Electrolysis is defined as the seperation of compounds using an electric current.

Let's not forget the electrolyte. Gotta have it for electrolysis.

Rust on a car is a form of spontaneous oxidation. The electrons move as a result of a chemical change. The movement of electrons in a redox reaction is entirely different (and opposite) from running a current through a substance. Now, if there is a significant amount of ions in the rain water when the current is passed from the electrodes, some decay may be present, but in your application, it's doubtful that anything significant would occur. You're not using iron, and it seems that your alloys would be fairly unreactive.

 

That's my two cents.

 

Correct on the 'need rain' idea. However, pretty much any metal except gold can be broken down by electrolysis. In the marine environment, boat motors, rudders, and keels are fitted with sacrificial anodes made ususally of zinc which is less noble than other metals found in the boat and so 'goes first' as it were to the ravages of electrolysis.

 

I suggest sacrifical anodes for the track as well. If electrolysis is occuring, the anode breaks down and it's obvious; then you simply replace it. ;) :hihi:

[freeztar]

Great point Turts!

That reminds me of a show I saw a few months back. It was an episode of "Dirty Jobs" in which the poor sod had to delve into a levee to repair the worn annodes which were bolted on plates of metal lining the interior. They take the decay (electrolysis) and are replaced regularly. The steel walls remain intact.

[Mercedes Benzene]

600V DC current will be running through it with a maximum amperage of 4000A, and will be directly exposed to the elements indefinitly.

 

What are you planning on doing with this system exactly? :)

...if you don't mind me asking. It seems rather dangerous. 4000A ;)

 

Anyway, it seems that subway systems and other electrified rail systems seem to do fine without any destruction to their electrodes. :hihi:

[Ignus99]

What are you planning on doing with this system exactly?
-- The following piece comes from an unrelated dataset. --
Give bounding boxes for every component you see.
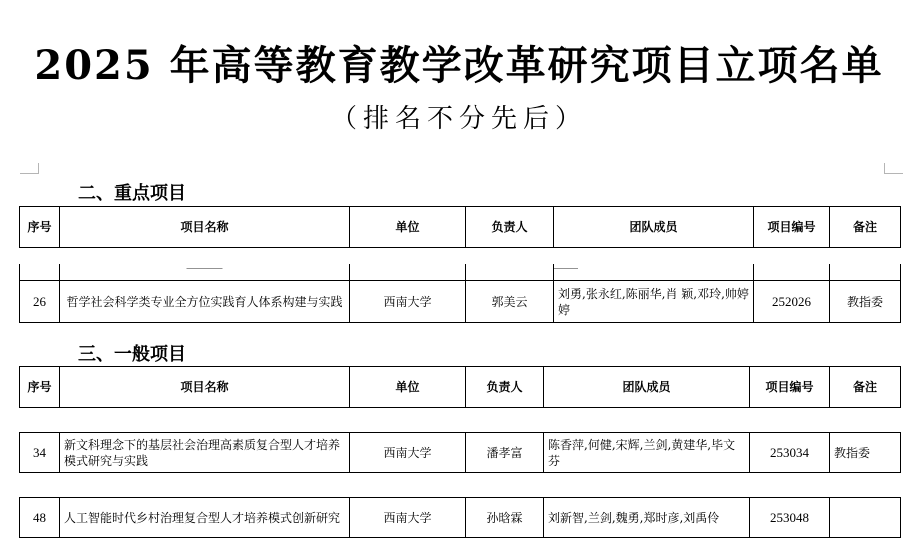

...if you don't mind me asking. It seems rather dangerous. 4000A :lol:

 

Anyway, it seems that subway systems and other electrified rail systems seem to do fine without any destruction to their electrodes. :phones:

 

hahahaha, 4000A is the maximum... if several rail cars are accellerating at the same time they draw quite a current.

 

Btw i wanted to say thank you to everyone who posted, its given me ideas about this project and you've all been a great help!